The past couple of years have been characterised by uncertainty as a result of the Covid-19 pandemic and the issues that followed. People across different industries have had to adapt to new ways of working. Many small businesses found themselves in need of support to meet the demands of their new ways of working.
As part of Magnet Kitchens’ #MagnetLittleChristmas campaign to support local businesses, we caught up with ceramic artist, Iveta Goddard, to talk about her incredible story so far and how she overcame the challenges posed by a global pandemic.
A student of ceramics in her own country of Czech Republic, Iveta Goddard had always dreamed of having her own studio whilst working for a TV film and cartoon studio in Zlin. In 2004, she packed up her tools and moved to West Sussex, where she set up her own studio and established Iveta Goddard Ceramics.
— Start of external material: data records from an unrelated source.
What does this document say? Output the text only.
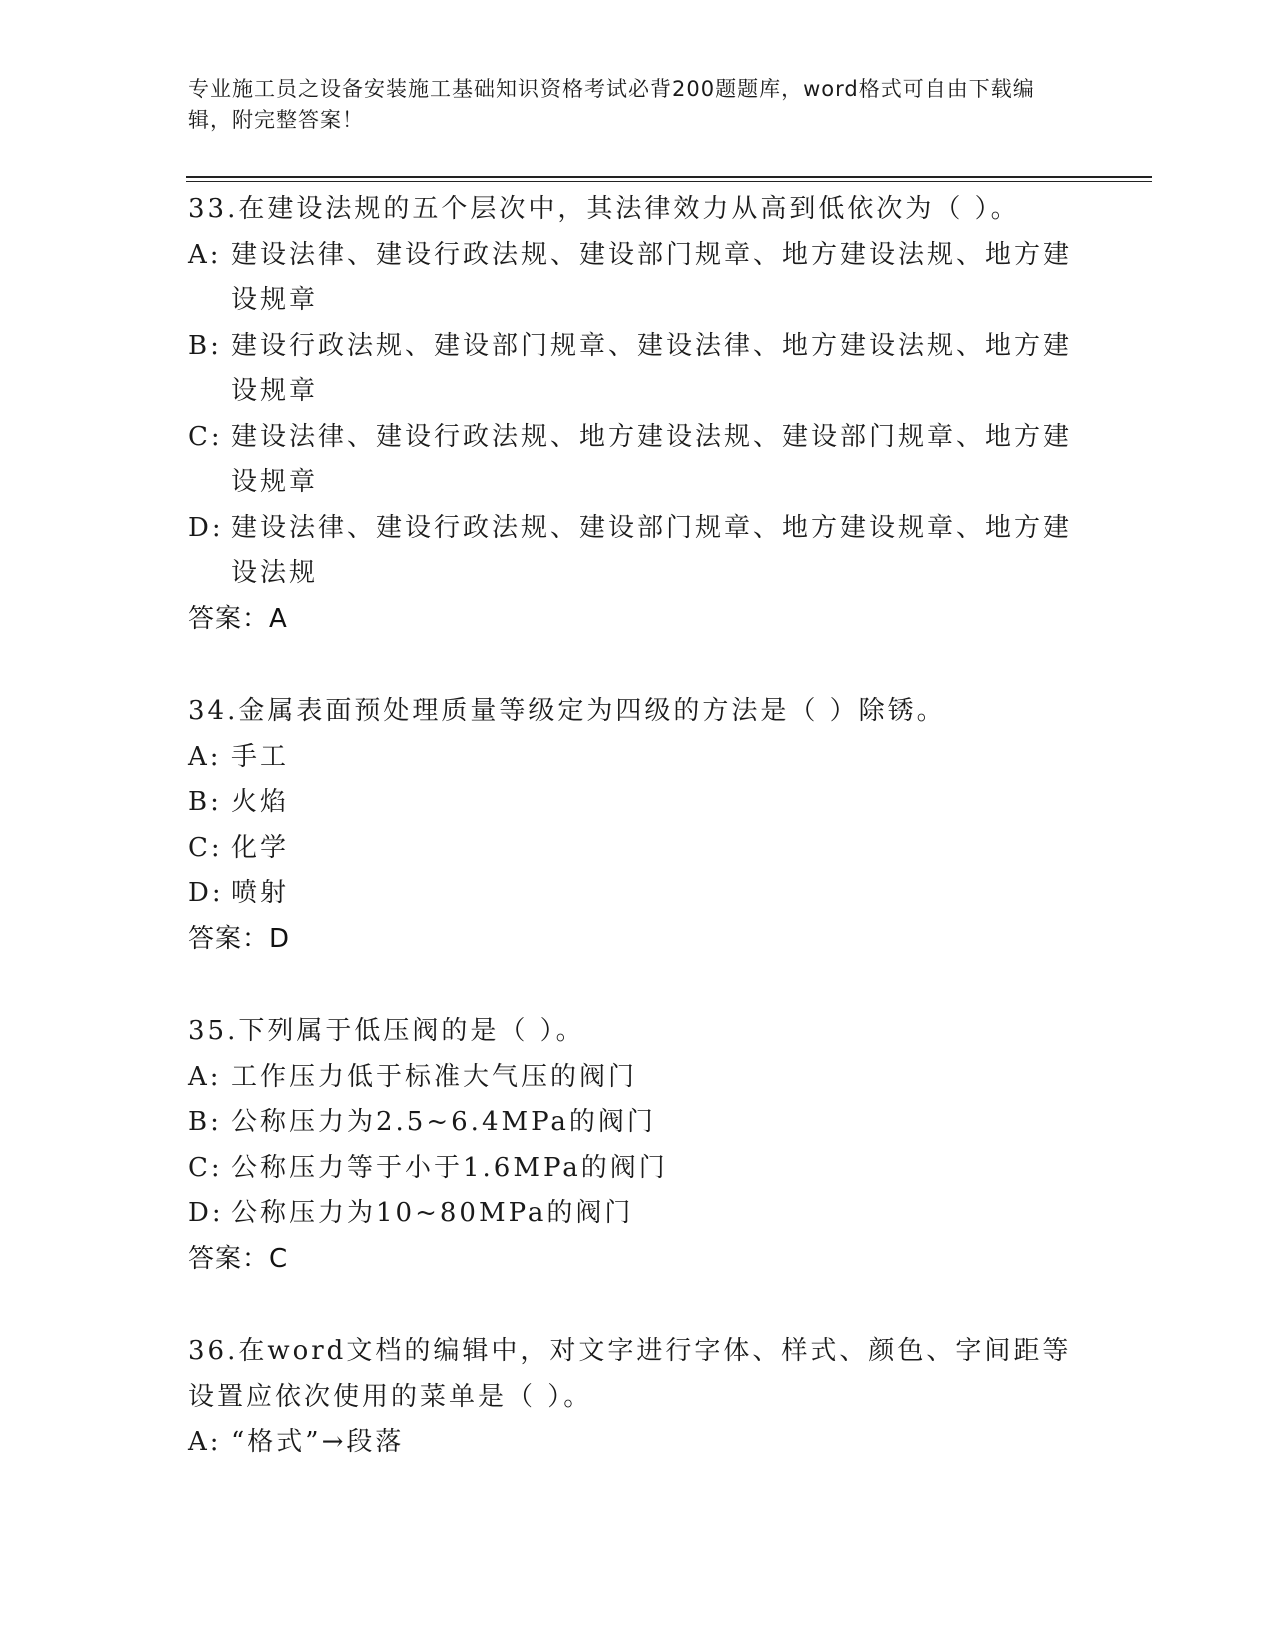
专业施工员之设备安装施工基础知识资格考试必背200题题库，word格式可自由下载编辑，附完整答案！
33.在建设法规的五个层次中，其法律效力从高到低依次为（ ）。
A: 建设法律、建设行政法规、建设部门规章、地方建设法规、地方建设规章
B: 建设行政法规、建设部门规章、建设法律、地方建设法规、地方建设规章
C: 建设法律、建设行政法规、地方建设法规、建设部门规章、地方建设规章
D: 建设法律、建设行政法规、建设部门规章、地方建设规章、地方建设法规
答案：A
34.金属表面预处理质量等级定为四级的方法是（ ）除锈。
A: 手工
B: 火焰
C: 化学
D: 喷射
答案：D
35.下列属于低压阀的是（ ）。
A: 工作压力低于标准大气压的阀门
B: 公称压力为2.5~6.4MPa的阀门
C: 公称压力等于小于1.6MPa的阀门
D: 公称压力为10~80MPa的阀门
答案：C
36.在word文档的编辑中，对文字进行字体、样式、颜色、字间距等设置应依次使用的菜单是（ ）。
A: “格式”→段落
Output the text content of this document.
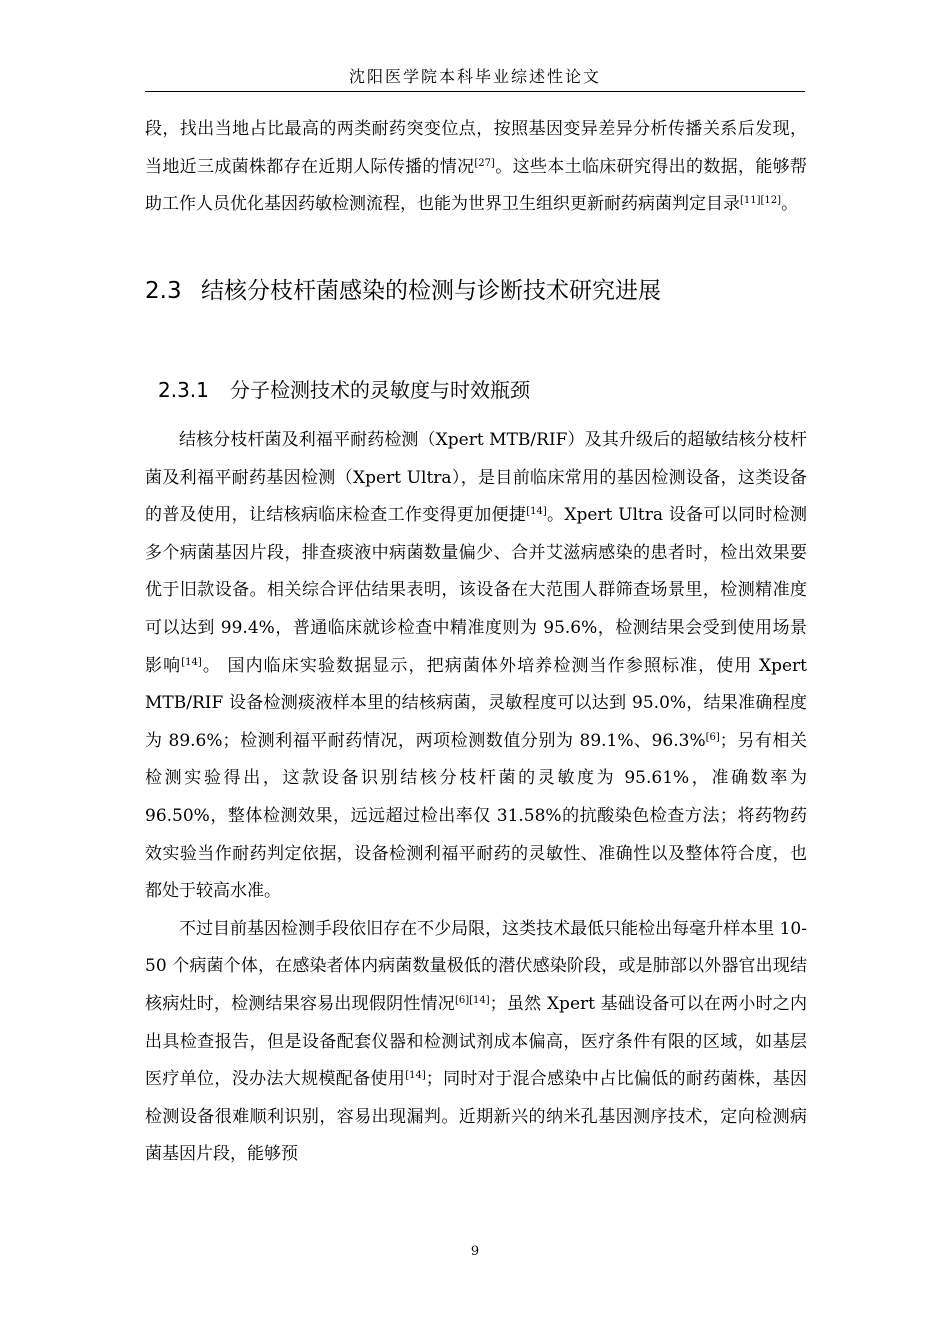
沈阳医学院本科毕业综述性论文

段，找出当地占比最高的两类耐药突变位点，按照基因变异差异分析传播关系后发现，当地近三成菌株都存在近期人际传播的情况[27]。这些本土临床研究得出的数据，能够帮助工作人员优化基因药敏检测流程，也能为世界卫生组织更新耐药病菌判定目录[11][12]。

2.3 结核分枝杆菌感染的检测与诊断技术研究进展
2.3.1 分子检测技术的灵敏度与时效瓶颈

结核分枝杆菌及利福平耐药检测（Xpert MTB/RIF）及其升级后的超敏结核分枝杆菌及利福平耐药基因检测（Xpert Ultra），是目前临床常用的基因检测设备，这类设备的普及使用，让结核病临床检查工作变得更加便捷[14]。Xpert Ultra 设备可以同时检测多个病菌基因片段，排查痰液中病菌数量偏少、合并艾滋病感染的患者时，检出效果要优于旧款设备。相关综合评估结果表明，该设备在大范围人群筛查场景里，检测精准度可以达到 99.4%，普通临床就诊检查中精准度则为 95.6%，检测结果会受到使用场景影响[14]。 国内临床实验数据显示，把病菌体外培养检测当作参照标准，使用 Xpert MTB/RIF 设备检测痰液样本里的结核病菌，灵敏程度可以达到 95.0%，结果准确程度为 89.6%；检测利福平耐药情况，两项检测数值分别为 89.1%、96.3%[6]；另有相关检测实验得出，这款设备识别结核分枝杆菌的灵敏度为 95.61%，准确数率为 96.50%，整体检测效果，远远超过检出率仅 31.58%的抗酸染色检查方法；将药物药效实验当作耐药判定依据，设备检测利福平耐药的灵敏性、准确性以及整体符合度，也都处于较高水准。

不过目前基因检测手段依旧存在不少局限，这类技术最低只能检出每毫升样本里 10-50 个病菌个体，在感染者体内病菌数量极低的潜伏感染阶段，或是肺部以外器官出现结核病灶时，检测结果容易出现假阴性情况[6][14]；虽然 Xpert 基础设备可以在两小时之内出具检查报告，但是设备配套仪器和检测试剂成本偏高，医疗条件有限的区域，如基层医疗单位，没办法大规模配备使用[14]；同时对于混合感染中占比偏低的耐药菌株，基因检测设备很难顺利识别，容易出现漏判。近期新兴的纳米孔基因测序技术，定向检测病菌基因片段，能够预

9
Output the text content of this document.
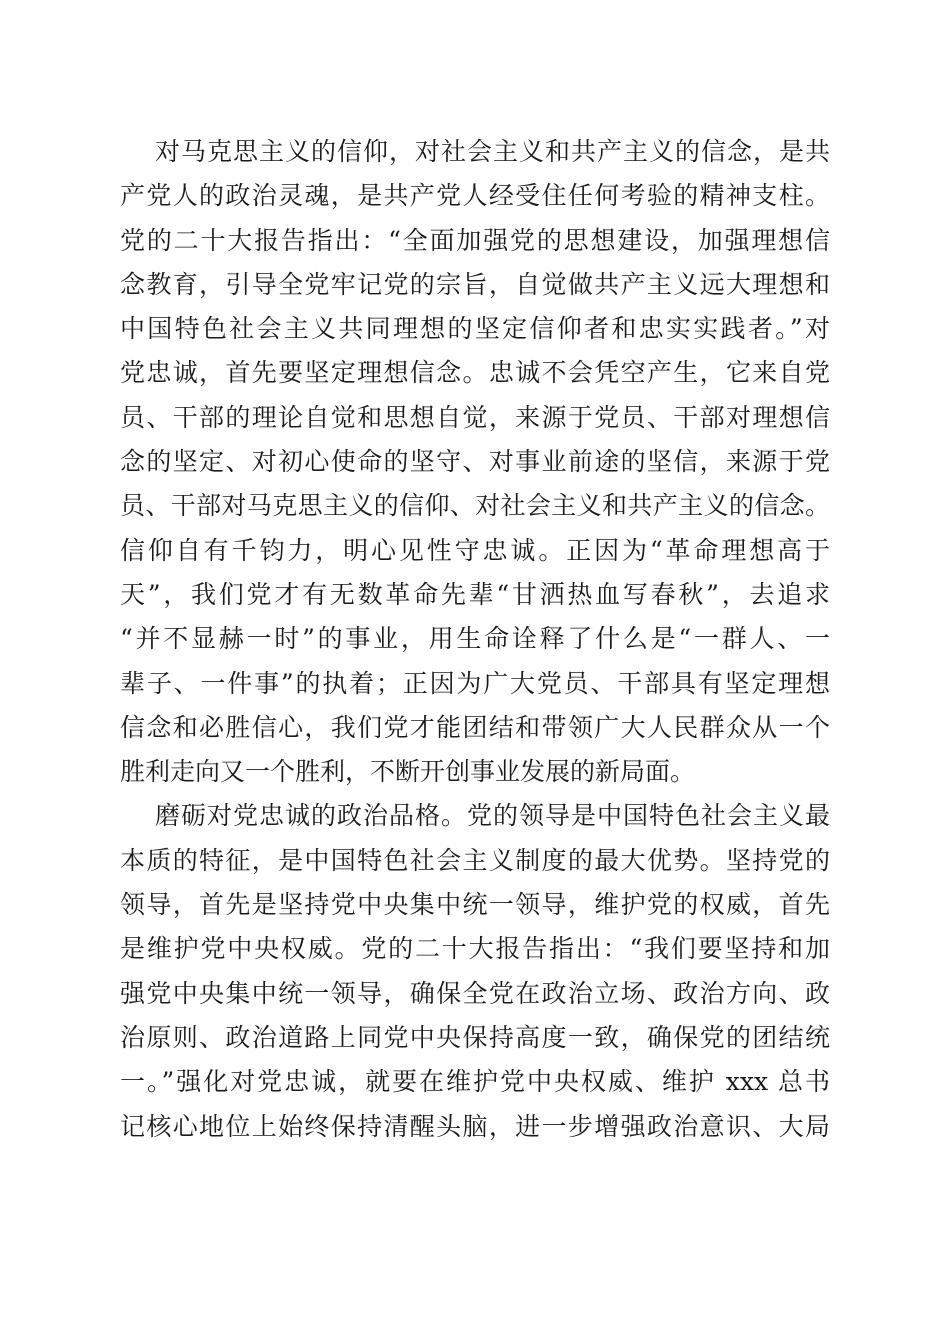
对马克思主义的信仰，对社会主义和共产主义的信念，是共
产党人的政治灵魂，是共产党人经受住任何考验的精神支柱。
党的二十大报告指出：“全面加强党的思想建设，加强理想信
念教育，引导全党牢记党的宗旨，自觉做共产主义远大理想和
中国特色社会主义共同理想的坚定信仰者和忠实实践者。”对
党忠诚，首先要坚定理想信念。忠诚不会凭空产生，它来自党
员、干部的理论自觉和思想自觉，来源于党员、干部对理想信
念的坚定、对初心使命的坚守、对事业前途的坚信，来源于党
员、干部对马克思主义的信仰、对社会主义和共产主义的信念。
信仰自有千钧力，明心见性守忠诚。正因为“革命理想高于
天”，我们党才有无数革命先辈“甘洒热血写春秋”，去追求
“并不显赫一时”的事业，用生命诠释了什么是“一群人、一
辈子、一件事”的执着；正因为广大党员、干部具有坚定理想
信念和必胜信心，我们党才能团结和带领广大人民群众从一个
胜利走向又一个胜利，不断开创事业发展的新局面。
磨砺对党忠诚的政治品格。党的领导是中国特色社会主义最
本质的特征，是中国特色社会主义制度的最大优势。坚持党的
领导，首先是坚持党中央集中统一领导，维护党的权威，首先
是维护党中央权威。党的二十大报告指出：“我们要坚持和加
强党中央集中统一领导，确保全党在政治立场、政治方向、政
治原则、政治道路上同党中央保持高度一致，确保党的团结统
一。”强化对党忠诚，就要在维护党中央权威、维护 xxx 总书
记核心地位上始终保持清醒头脑，进一步增强政治意识、大局
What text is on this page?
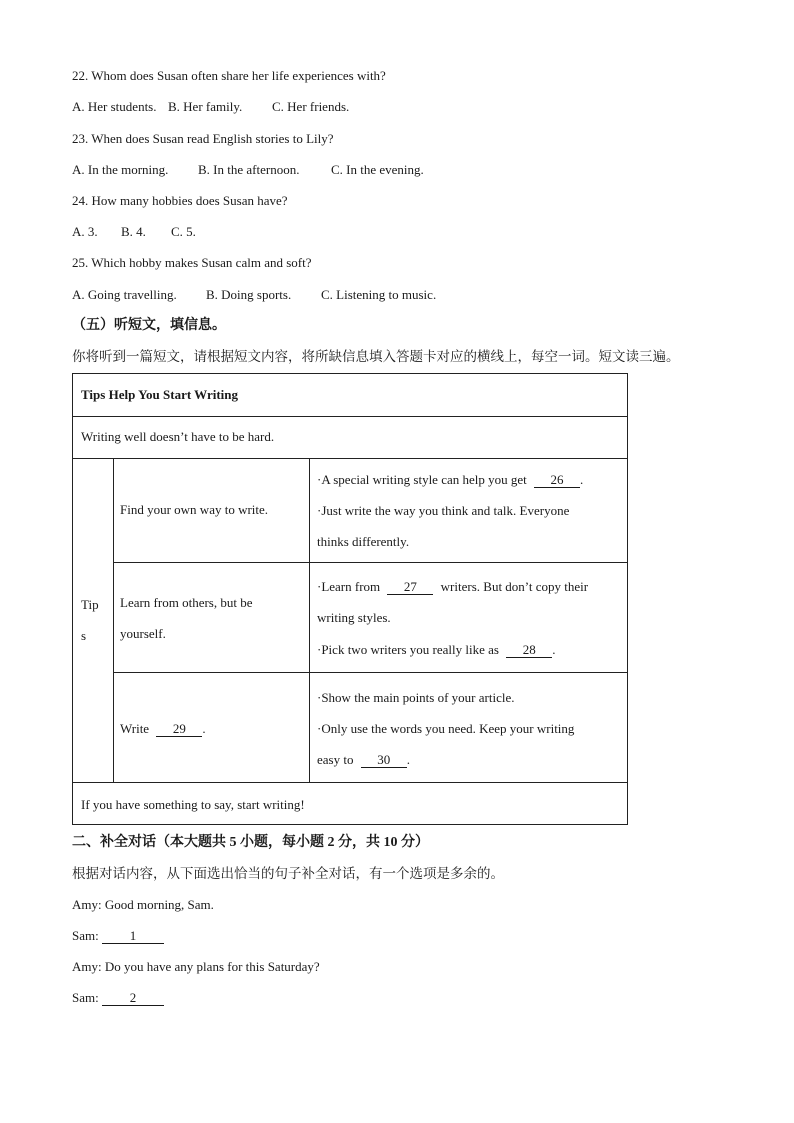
22. Whom does Susan often share her life experiences with?
A. Her students. B. Her family. C. Her friends.
23. When does Susan read English stories to Lily?
A. In the morning. B. In the afternoon. C. In the evening.
24. How many hobbies does Susan have?
A. 3. B. 4. C. 5.
25. Which hobby makes Susan calm and soft?
A. Going travelling. B. Doing sports. C. Listening to music.
（五）听短文，填信息。
你将听到一篇短文，请根据短文内容，将所缺信息填入答题卡对应的横线上，每空一词。短文读三遍。
Tips Help You Start Writing
Writing well doesn’t have to be hard.
Tip
s
Find your own way to write.
·A special writing style can help you get 26 .
·Just write the way you think and talk. Everyone
thinks differently.
Learn from others, but be
yourself.
·Learn from 27 writers. But don’t copy their
writing styles.
·Pick two writers you really like as 28 .
Write 29 .
·Show the main points of your article.
·Only use the words you need. Keep your writing
easy to 30 .
If you have something to say, start writing!
二、补全对话（本大题共 5 小题，每小题 2 分，共 10 分）
根据对话内容，从下面选出恰当的句子补全对话，有一个选项是多余的。
Amy: Good morning, Sam.
Sam: 1
Amy: Do you have any plans for this Saturday?
Sam: 2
Iveta’s recent work certainly has a rustic charm and blurs the line between being pretty and practical, with some of her creations being sold in an impressive host of galleries in the UK and overseas, including Japan, Australia, and USA.
The Czech Republic-born artist credited spending quality time with her daughter, learning new skills, and setting up a new business with the aim of overcoming the challenges that followed a global pandemic in 2020 and 2021.
I studied ceramics in my home country of the Czech Republic before working for a TV Film, Cartoon Studio in Zlin. My dream was always to have my own studio, and this came true when I set up a pottery studio in West Sussex and established my company Iveta Goddard Ceramics in 2004.
I enjoy the whole process of creating something from an idea that can come from anywhere at any time, which is usually when I go for my morning run. What really motivates me is to create something that someone will appreciate and bring into their home and enjoy looking at it or using it as much I enjoy making it.
At the beginning of my journey, I was selling my ceramics at selected art shows, with some of my work being sold in galleries and private collections both in the UK and overseas. In the beginning, I set up a website although it was more informative than used for sales.
Before Covid, it was the usual things – supplying galleries and shows, with the business showing signs of slowing down. The pandemic proved to be a big change as all the galleries shut and with shows being cancelled, I had no need to make any new pieces as I was left with a large number of ceramics in my studio. I took a break from making and dedicated the whole year 2020 to reorienting my business.
Following extensive research, I entered the world of Facebook, Twitter and Instagram to promote my ceramics. I also rebuilt my website and took lots of online courses including SEO.
To keep crafting during the lockdown, I set up CRAFT UNBOXED – my ceramic kit box offering. It was a difficult market to enter as competition was rife. I wanted to offer a high-quality box with all the clay and tools included with a choice of acrylic colours to finish off each piece with.
I owe a lot to my daughter who spent hours modelling for me, as each step of making a box comes with detailed photographic instructions on how to make each project.
The clocks are the oldest product I made for customers, and I still enjoy making and developing new designs. But my new favourite must be lady statues, small sculptures mainly thrown on the pottery wheel, with added sheets of clay and stamps.